On the morning of January 17, coordinated acts of disturbance took place in Germany, the Netherlands, Canada, the Czech Republic, France, Hungary, Latvia, Ukraine, the United States and the United Kingdom. Law enforcement agencies confiscated 15 servers hosting the VPNLab.net service, rendering the service unavailable. The Police Directorate’s Central Criminal Investigation Department in Hanover, Germany, is responsible for the act, under the banner IMPACT-project Cybercrime – Attacks on Information Systems.
The provider of choice for cybercriminals
Founded in 2008, VPNLab.net offers services based on OpenVPN technology and 2048-bit encryption to ensure online anonymity for just $60 a year. This makes it popular among cybercriminals, who use the service to continue to commit their crimes without fear that the authorities will find them.
Law enforcement agencies tracked down the provider after several investigations revealed that criminals were using VPNLab.net products to facilitate their illegal practices, such as administering Botnets and distributing Ransomware. Another case shows that the product was also used to set up the infrastructure and communications behind the Ransomware campaign. At the same time, detectives found advertisements for the service on the dark web.
From the results of the investigation, it was revealed that hundreds of companies were at risk of becoming victims of cyber attacks. Law enforcement is currently working with potential victims to make them less vulnerable to attack.
Use VPN services for criminal purposes is getting cornered
Edvardas ileris, Head of Europol’s European Cybercrime Center: ‘The actions that are part of this investigation make it clear that criminals have less and less ways to hide their tracks online. Each survey we conduct provides the following information. The information we collect about possible victims will enable us to prevent a number of serious cyber attacks and data breaches.”
Volker Kluwe, Chief of Police in Hanover, said: “Another important aspect of this action is that we demonstrate that service providers who support illegal practices and refuse to provide information when lawfully requested by law enforcement agencies are not bulletproof. The operation demonstrates that the effective cooperation of international law enforcement agencies allows us to take global networks and destroy these companies.”
Europol’s European Cybercrime Center (EC3) supports the day of action through the ‘CYBORG’ Analysis Project, which organizes more than 60 coordination meetings and three face-to-face workshops. In addition, EC3 provides analytical and forensic assistance. The Joint Cybercrime Action Taskforce (J-CAT) facilitated the exchange of information from Europol’s headquarters in The Hague.
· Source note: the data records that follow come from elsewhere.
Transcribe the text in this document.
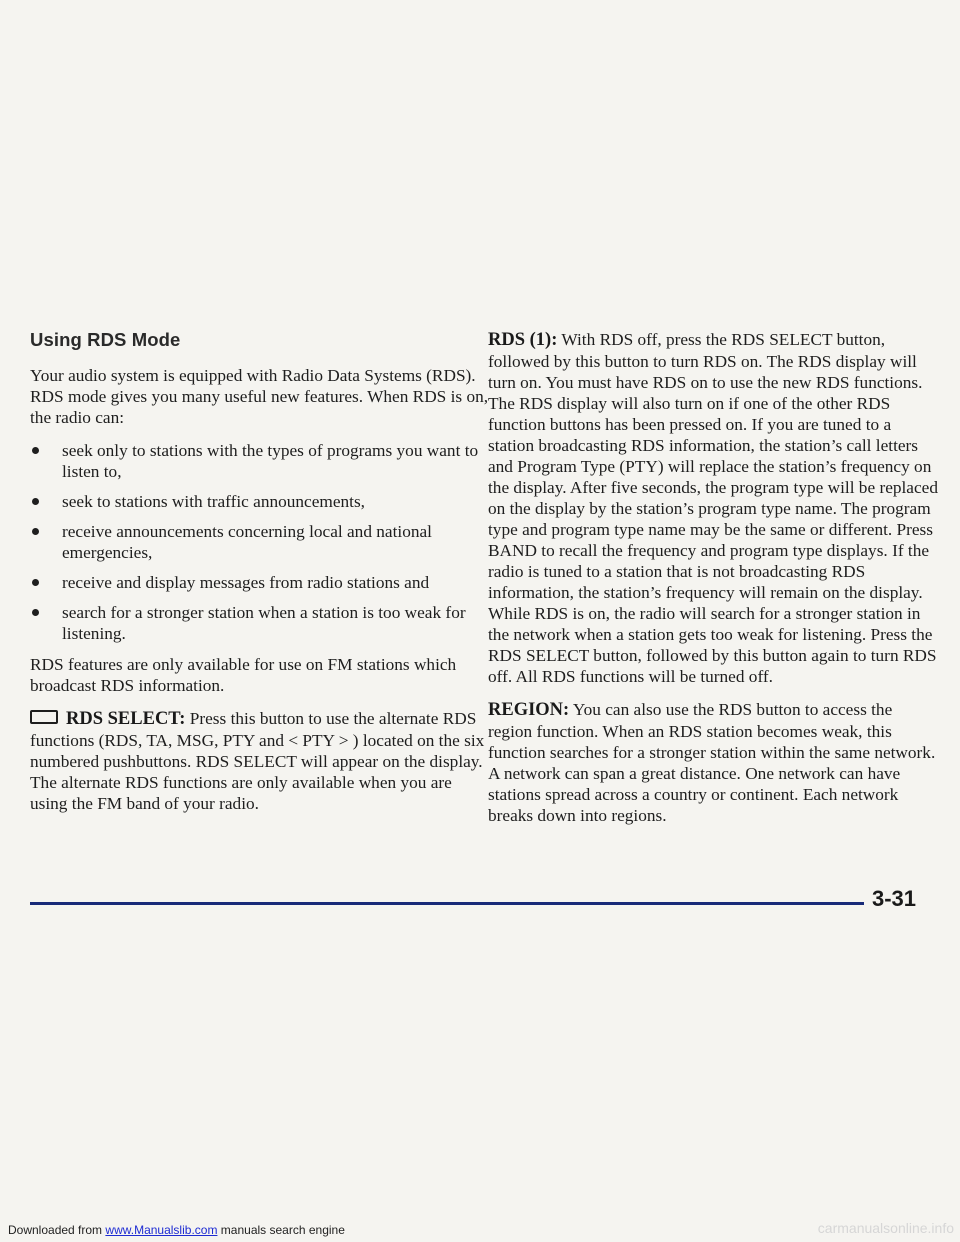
Using RDS Mode

Your audio system is equipped with Radio Data Systems (RDS). RDS mode gives you many useful new features. When RDS is on, the radio can:

seek only to stations with the types of programs you want to listen to,
seek to stations with traffic announcements,
receive announcements concerning local and national emergencies,
receive and display messages from radio stations and
search for a stronger station when a station is too weak for listening.

RDS features are only available for use on FM stations which broadcast RDS information.

RDS SELECT: Press this button to use the alternate RDS functions (RDS, TA, MSG, PTY and < PTY > ) located on the six numbered pushbuttons. RDS SELECT will appear on the display. The alternate RDS functions are only available when you are using the FM band of your radio.

RDS (1): With RDS off, press the RDS SELECT button, followed by this button to turn RDS on. The RDS display will turn on. You must have RDS on to use the new RDS functions. The RDS display will also turn on if one of the other RDS function buttons has been pressed on. If you are tuned to a station broadcasting RDS information, the station’s call letters and Program Type (PTY) will replace the station’s frequency on the display. After five seconds, the program type will be replaced on the display by the station’s program type name. The program type and program type name may be the same or different. Press BAND to recall the frequency and program type displays. If the radio is tuned to a station that is not broadcasting RDS information, the station’s frequency will remain on the display. While RDS is on, the radio will search for a stronger station in the network when a station gets too weak for listening. Press the RDS SELECT button, followed by this button again to turn RDS off. All RDS functions will be turned off.

REGION: You can also use the RDS button to access the region function. When an RDS station becomes weak, this function searches for a stronger station within the same network. A network can span a great distance. One network can have stations spread across a country or continent. Each network breaks down into regions.

3-31
Downloaded from www.Manualslib.com manuals search engine	carmanualsonline.info
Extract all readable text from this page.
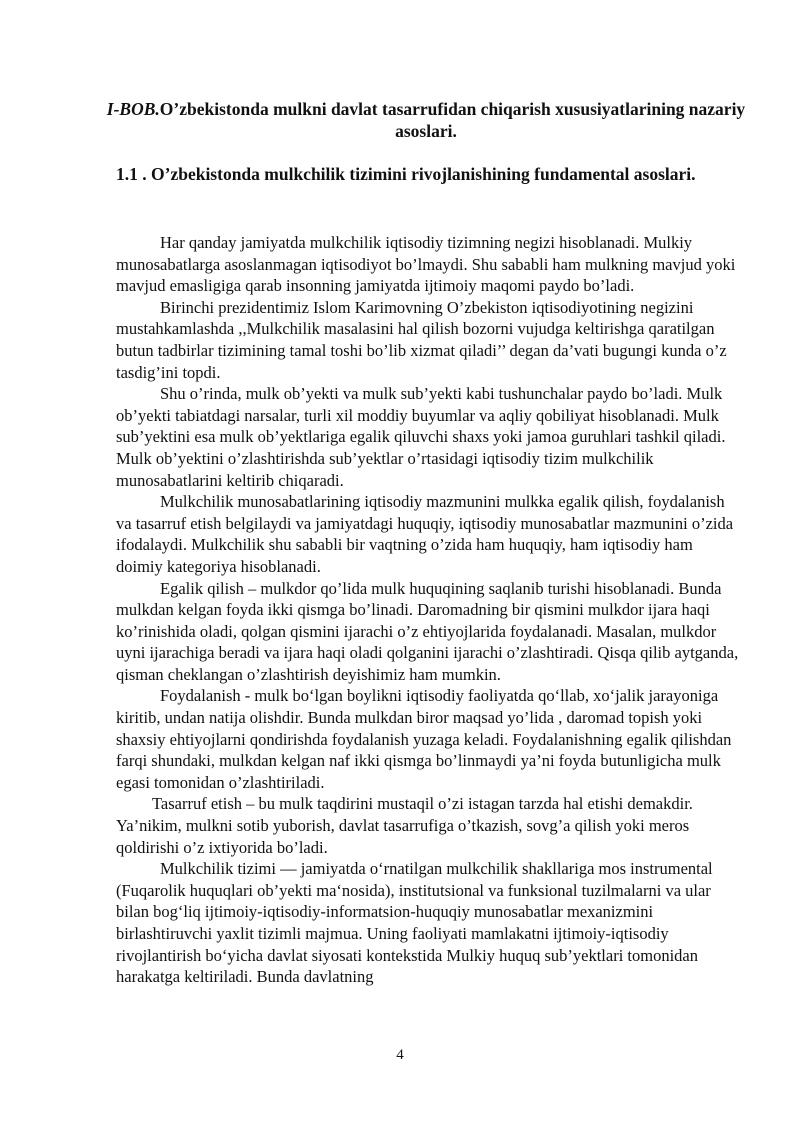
I-BOB.O’zbekistonda mulkni davlat tasarrufidan chiqarish xususiyatlarining nazariy asoslari.
1.1 . O’zbekistonda mulkchilik tizimini rivojlanishining fundamental asoslari.

Har qanday jamiyatda mulkchilik iqtisodiy tizimning negizi hisoblanadi. Mulkiy munosabatlarga asoslanmagan iqtisodiyot bo’lmaydi. Shu sababli ham mulkning mavjud yoki mavjud emasligiga qarab insonning jamiyatda ijtimoiy maqomi paydo bo’ladi.

Birinchi prezidentimiz Islom Karimovning O’zbekiston iqtisodiyotining negizini mustahkamlashda ,,Mulkchilik masalasini hal qilish bozorni vujudga keltirishga qaratilgan butun tadbirlar tizimining tamal toshi bo’lib xizmat qiladi’’ degan da’vati bugungi kunda o’z tasdig’ini topdi.

Shu o’rinda, mulk ob’yekti va mulk sub’yekti kabi tushunchalar paydo bo’ladi. Mulk ob’yekti tabiatdagi narsalar, turli xil moddiy buyumlar va aqliy qobiliyat hisoblanadi. Mulk sub’yektini esa mulk ob’yektlariga egalik qiluvchi shaxs yoki jamoa guruhlari tashkil qiladi. Mulk ob’yektini o’zlashtirishda sub’yektlar o’rtasidagi iqtisodiy tizim mulkchilik munosabatlarini keltirib chiqaradi.

Mulkchilik munosabatlarining iqtisodiy mazmunini mulkka egalik qilish, foydalanish va tasarruf etish belgilaydi va jamiyatdagi huquqiy, iqtisodiy munosabatlar mazmunini o’zida ifodalaydi. Mulkchilik shu sababli bir vaqtning o’zida ham huquqiy, ham iqtisodiy ham doimiy kategoriya hisoblanadi.

Egalik qilish – mulkdor qo’lida mulk huquqining saqlanib turishi hisoblanadi. Bunda mulkdan kelgan foyda ikki qismga bo’linadi. Daromadning bir qismini mulkdor ijara haqi ko’rinishida oladi, qolgan qismini ijarachi o’z ehtiyojlarida foydalanadi. Masalan, mulkdor uyni ijarachiga beradi va ijara haqi oladi qolganini ijarachi o’zlashtiradi. Qisqa qilib aytganda, qisman cheklangan o’zlashtirish deyishimiz ham mumkin.

Foydalanish - mulk bo‘lgan boylikni iqtisodiy faoliyatda qo‘llab, xo‘jalik jarayoniga kiritib, undan natija olishdir. Bunda mulkdan biror maqsad yo’lida , daromad topish yoki shaxsiy ehtiyojlarni qondirishda foydalanish yuzaga keladi. Foydalanishning egalik qilishdan farqi shundaki, mulkdan kelgan naf ikki qismga bo’linmaydi ya’ni foyda butunligicha mulk egasi tomonidan o’zlashtiriladi.

Tasarruf etish – bu mulk taqdirini mustaqil o’zi istagan tarzda hal etishi demakdir. Ya’nikim, mulkni sotib yuborish, davlat tasarrufiga o’tkazish, sovg’a qilish yoki meros qoldirishi o’z ixtiyorida bo’ladi.

Mulkchilik tizimi — jamiyatda o‘rnatilgan mulkchilik shakllariga mos instrumental (Fuqarolik huquqlari ob’yekti ma‘nosida), institutsional va funksional tuzilmalarni va ular bilan bog‘liq ijtimoiy-iqtisodiy-informatsion-huquqiy munosabatlar mexanizmini birlashtiruvchi yaxlit tizimli majmua. Uning faoliyati mamlakatni ijtimoiy-iqtisodiy rivojlantirish bo‘yicha davlat siyosati kontekstida Mulkiy huquq sub’yektlari tomonidan harakatga keltiriladi. Bunda davlatning

4
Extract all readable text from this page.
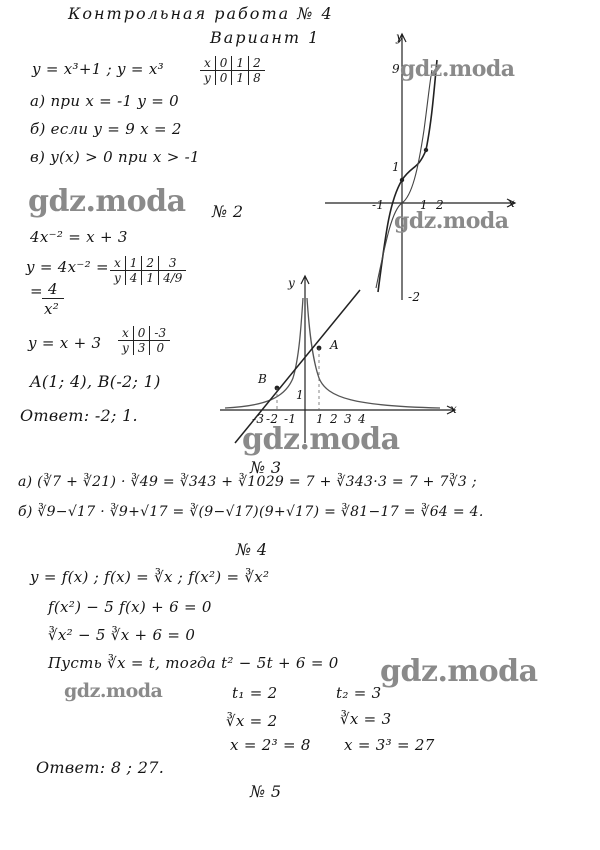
Контрольная работа № 4
Вариант 1
y = x³+1 ; y = x³	x	0	1	2
y	0	1	8
а) при x = -1 y = 0
б) если y = 9 x = 2
в) y(x) > 0 при x > -1
y
x
9
1
-1	1 2
-2
№ 2
4x⁻² = x + 3
y = 4x⁻² = x	1	2	3
y	4	1	4/9
= 4
x²
y = x + 3
x	0	-3
y	3	0
A(1; 4), B(-2; 1)
Ответ: -2; 1.
y
x
A
B
-3 -2 -1 1 2 3 4
1
№ 3
а) (∛7 + ∛21) · ∛49 = ∛343 + ∛1029 = 7 + ∛343·3 = 7 + 7∛3 ;
б) ∛9−√17 · ∛9+√17 = ∛(9−√17)(9+√17) = ∛81−17 = ∛64 = 4.
№ 4
y = f(x) ; f(x) = ∛x ; f(x²) = ∛x²
f(x²) − 5 f(x) + 6 = 0
∛x² − 5 ∛x + 6 = 0
Пусть ∛x = t, тогда t² − 5t + 6 = 0
t₁ = 2	t₂ = 3
∛x = 2	∛x = 3
x = 2³ = 8 x = 3³ = 27
Ответ: 8 ; 27.
№ 5
gdz.moda
gdz.moda
gdz.moda
gdz.moda
gdz.moda
gdz.moda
The following authorities took part in this operation:
- Germany: Politiedirectoraat Hanover (Hanover Police Directorate) – Centrale Recherche
- Netherlands: Police, National Unit (National Investigative Service, High Tech Crime Team)
- Canada: Royal Canadian Mounted Police
- Czech Republic: Czech Police (Policie eské Republiky) – Cyber Crime Department
- France: Sub-Directorate of Cybercrime Eradication of the Judicial Police (Sous-Direction de la Lutte Contre la Cybercriminalité la Direction Centrale de la Police Judiciaire (SDLC-DCPJ)
- Hungary: Hungarian Police (Rendőrség)
- Latvia: State Police of Latvia (Valsts Policija) – Central Criminal Investigation Department
- Oekraïne: Oekraïense Nationale Politie (Ukrainian National Police) – Afdeling Cybercrime
- United Kingdom: National Crime Agency
- United States: Federal Bureau of Investigation
- Europol: European Cybercrime Center (EC3)
read here message from Europol.
“Certified introvert. Devoted internet fanatic. Subtly charming troublemaker. Thinker.”